Director of the Wuhan Ethnic and Religious Affairs Committee
- In office 29 February 2012 – April 2017

Personal details
- Born: May 1957 Jianli County, Jingzhou, Hubei
- Died: 26 January 2020 (aged 62) Wuhan, Hubei
- Cause of death: COVID-19
- Party: Chinese Communist Party
- Alma mater: Wuhan Teachers College

Chinese name
- Simplified Chinese: 王献良
- Traditional Chinese: 王獻良

Standard Mandarin
- Hanyu Pinyin: Wáng Xiànliáng

= Wang Xianliang =

Chinese politician (1957–2020)

Wang Xianliang (王献良 (Wáng Xiànliáng); May 1957 – 26 January 2020) was a Chinese politician and government official who served as the head of the bureau level of Wuhan Ethnic and Religious Affairs Committee.

==Biography==

Wang Xianliang was born in Jianli, Hubei, China. He studied in Hubei Shayang Normal School and Wuhan Teachers College in 1976. After graduation, he worked in Shayang Normal School and Jingzhou District Education Bureau. He was transferred to Hubei Education College in 1988 and served as the deputy director, director, and director of the Dean's Office. In 1999, he served as the deputy director of Wuhan Civil Affairs Bureau.
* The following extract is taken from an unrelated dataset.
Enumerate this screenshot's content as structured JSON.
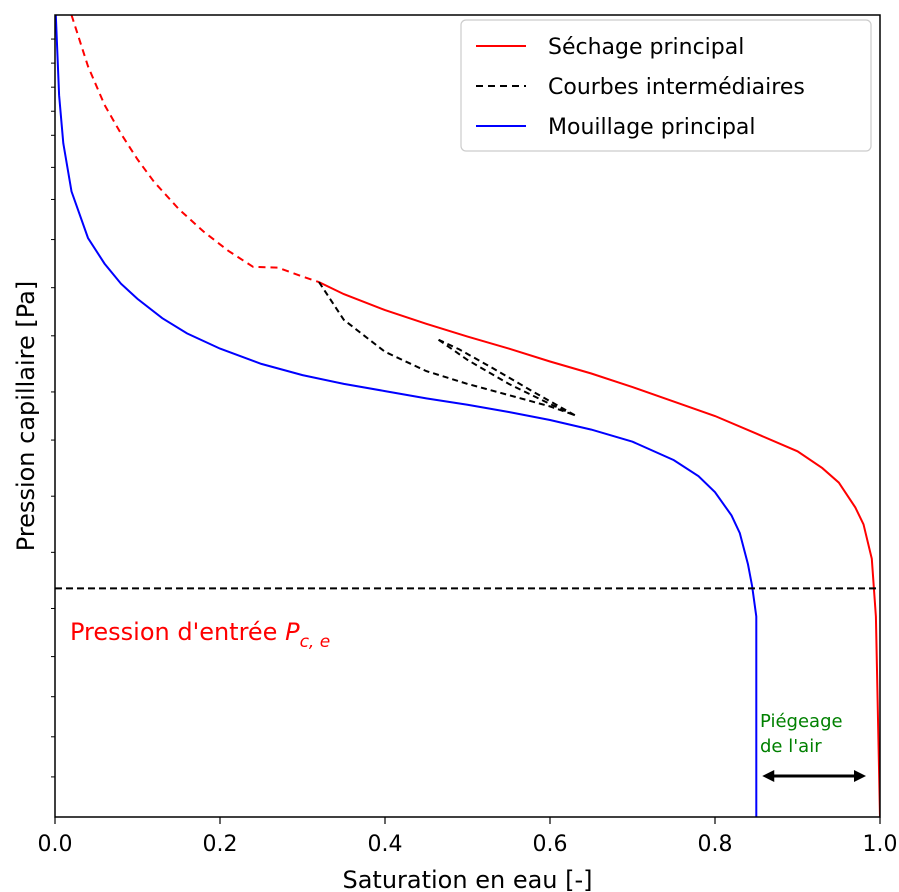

On 29 February 2012, a meeting of the Standing Committee of the 13th peoples Congress of Wuhan city voted to approve a new round of personnel appointments and removal, in which Wang Xianliang was appointed director of the Wuhan Ethnic and Religious Affairs Committee. The Committee on Ethnic and Religious Affairs has had problems with squandering and wasting public property, and using vehicles of business management units in violation of the eight regulations of the Central Committee. He served in this position for five years, until April 2017. Wang Xianliang began to report in the media as the leader of the bureau level of Wuhan citizens patriarchal clan Committee.

In February 2017, Wang Xianliang was notified by the Wuhan Commission of Discipline Inspection of the unit's violation of the eight central regulations. After April 2017, he no longer served as director, but still retained the leadership status of the Wuhan Municipal Bureau of Ethnic and Religious Affairs.

Wang died at the age of 62 as a result of COVID-19 on 26 January 2020. Chinese news outlet Caixin reported that he was the first government official to die from the disease.